Fue un noviazgo tormentoso, un noviazgo en que hubo de todo: celos, sospechas, recriminaciones, peleas, insultos, reconciliaciones, abrazos y besos. Francisca Sierra, de Tarragona, España, amaba violentamente a Héctor Silva. Y él, de igual manera, la amaba a ella. Pero durante el año de noviazgo, Héctor, un Don Juan, salió con varias otras jóvenes, incluso Hortencia, la mejor amiga de Francisca.

El día de la boda, cuando ambos novios levantaron la copa para el brindis, Francisca vertió estricnina en la champaña de su marido. El hombre murió antes que pudieran atenderlo.

«Sangre española» fue la conclusión de los diarios. Son interesantes las descripciones y frases que se dan según las diferentes nacionalidades y razas, tales como «sangre española», «casamiento a la italiana», «procedimiento a lo alemán», «tratamiento a lo gángster de Chicago».

La verdad es que todos los seres humanos somos iguales. Todos tenemos los mismos defectos y las mismas virtudes. Los celos y la furia se dan tanto en un campesino chino como en un frío y rígido escocés. Y un cosaco ruso puede beber tanto alcohol como un campesino latinoamericano.

La raza humana es una sola. En el fondo todos tenemos los mismos sentimientos. Todos experimentamos los mismos problemas y todos gozamos los mismos favores. Todos sufrimos las mismas decepciones y todos albergamos las mismas aspiraciones.

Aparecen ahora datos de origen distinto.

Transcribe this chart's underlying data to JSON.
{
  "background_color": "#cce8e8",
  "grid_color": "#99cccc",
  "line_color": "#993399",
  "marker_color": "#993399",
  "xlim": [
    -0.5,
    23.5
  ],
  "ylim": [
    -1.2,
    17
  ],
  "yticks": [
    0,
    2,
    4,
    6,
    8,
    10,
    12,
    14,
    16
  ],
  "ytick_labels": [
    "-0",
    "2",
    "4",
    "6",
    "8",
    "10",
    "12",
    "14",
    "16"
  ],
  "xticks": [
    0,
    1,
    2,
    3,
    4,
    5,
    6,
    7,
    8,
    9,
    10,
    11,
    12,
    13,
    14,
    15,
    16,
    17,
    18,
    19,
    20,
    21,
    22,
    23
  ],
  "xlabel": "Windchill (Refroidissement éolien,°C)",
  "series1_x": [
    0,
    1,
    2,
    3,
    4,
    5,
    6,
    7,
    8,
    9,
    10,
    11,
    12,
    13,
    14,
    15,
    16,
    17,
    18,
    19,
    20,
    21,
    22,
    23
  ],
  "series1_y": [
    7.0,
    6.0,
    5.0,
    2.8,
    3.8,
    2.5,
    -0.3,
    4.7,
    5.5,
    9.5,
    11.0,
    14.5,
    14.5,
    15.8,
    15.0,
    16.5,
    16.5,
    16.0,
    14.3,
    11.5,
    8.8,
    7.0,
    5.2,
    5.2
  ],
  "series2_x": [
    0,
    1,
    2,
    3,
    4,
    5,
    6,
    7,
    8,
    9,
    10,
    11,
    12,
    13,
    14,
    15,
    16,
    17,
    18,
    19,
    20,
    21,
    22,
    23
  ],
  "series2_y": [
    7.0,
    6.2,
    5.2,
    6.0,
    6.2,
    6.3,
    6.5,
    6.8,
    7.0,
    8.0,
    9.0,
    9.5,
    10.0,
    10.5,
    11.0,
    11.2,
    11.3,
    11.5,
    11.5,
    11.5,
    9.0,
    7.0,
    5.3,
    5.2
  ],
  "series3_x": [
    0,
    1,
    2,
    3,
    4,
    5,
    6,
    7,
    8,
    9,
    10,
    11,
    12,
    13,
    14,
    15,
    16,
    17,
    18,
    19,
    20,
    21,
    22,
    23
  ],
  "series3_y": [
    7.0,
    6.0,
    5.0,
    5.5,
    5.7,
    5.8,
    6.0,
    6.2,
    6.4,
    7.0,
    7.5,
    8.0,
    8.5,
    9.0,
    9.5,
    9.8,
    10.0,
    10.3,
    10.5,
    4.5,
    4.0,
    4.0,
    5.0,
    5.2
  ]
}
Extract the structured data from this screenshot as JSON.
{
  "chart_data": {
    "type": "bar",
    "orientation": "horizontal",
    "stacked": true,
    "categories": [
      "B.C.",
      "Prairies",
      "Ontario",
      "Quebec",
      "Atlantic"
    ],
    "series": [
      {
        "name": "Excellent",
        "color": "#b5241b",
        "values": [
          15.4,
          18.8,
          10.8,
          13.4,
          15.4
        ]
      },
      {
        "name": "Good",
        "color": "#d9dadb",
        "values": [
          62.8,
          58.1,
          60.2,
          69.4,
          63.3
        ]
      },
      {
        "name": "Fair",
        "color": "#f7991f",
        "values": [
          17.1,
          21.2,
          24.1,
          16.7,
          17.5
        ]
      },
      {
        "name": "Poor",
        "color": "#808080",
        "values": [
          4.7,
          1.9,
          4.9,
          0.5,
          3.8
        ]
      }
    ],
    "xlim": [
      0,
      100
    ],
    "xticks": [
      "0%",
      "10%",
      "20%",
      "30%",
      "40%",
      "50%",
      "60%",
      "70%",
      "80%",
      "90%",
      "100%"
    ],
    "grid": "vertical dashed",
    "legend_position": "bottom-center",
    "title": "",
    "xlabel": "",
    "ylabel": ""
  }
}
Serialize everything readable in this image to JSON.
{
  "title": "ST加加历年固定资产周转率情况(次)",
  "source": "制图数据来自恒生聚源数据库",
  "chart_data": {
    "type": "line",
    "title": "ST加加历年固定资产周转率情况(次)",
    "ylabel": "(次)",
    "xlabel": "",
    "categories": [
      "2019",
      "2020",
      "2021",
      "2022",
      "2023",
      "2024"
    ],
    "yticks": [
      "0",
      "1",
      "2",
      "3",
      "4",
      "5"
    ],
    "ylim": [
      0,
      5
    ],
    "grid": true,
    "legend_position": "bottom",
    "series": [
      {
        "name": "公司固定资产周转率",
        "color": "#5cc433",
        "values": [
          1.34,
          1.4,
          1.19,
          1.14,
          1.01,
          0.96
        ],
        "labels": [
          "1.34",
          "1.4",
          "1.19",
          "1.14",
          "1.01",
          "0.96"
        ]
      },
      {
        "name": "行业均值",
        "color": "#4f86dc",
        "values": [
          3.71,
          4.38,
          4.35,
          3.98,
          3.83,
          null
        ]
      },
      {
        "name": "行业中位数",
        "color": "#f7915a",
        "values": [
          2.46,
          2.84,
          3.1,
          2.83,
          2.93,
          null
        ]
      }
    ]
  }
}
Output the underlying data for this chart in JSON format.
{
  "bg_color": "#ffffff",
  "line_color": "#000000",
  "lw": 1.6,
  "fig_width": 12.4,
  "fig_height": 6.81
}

Es injusto que se nos juzgue por nuestra raza, nacionalidad o clase social. Todos por igual llevamos el estigma del mal humano y todos por igual conocemos las gracias del ser humano.

Francisca Sierra no envenenó a su flamante esposo por ser española. Lo hizo porque era humana y porque tenía un corazón humano. Y dentro del corazón humano, sea de la raza o nacionalidad que sea, está tanto el potencial de la gracia de Dios como la tendencia al pecado de Adán.

¿Qué impulsa a unos a seguir por un camino y a otros por otro? Es la decisión que cada uno toma. Cristo puede y quiere darnos un corazón puro, pero tenemos que desearlo y pedírselo. Sólo Cristo endereza lo torcido de nuestra psiquis. Sólo Él da sentido de verdadera justicia y bondad humana. Pero tenemos que hacer de Cristo nuestro Salvador, Señor y Dueño. Invitémoslo a que se posesione de nuestro corazón.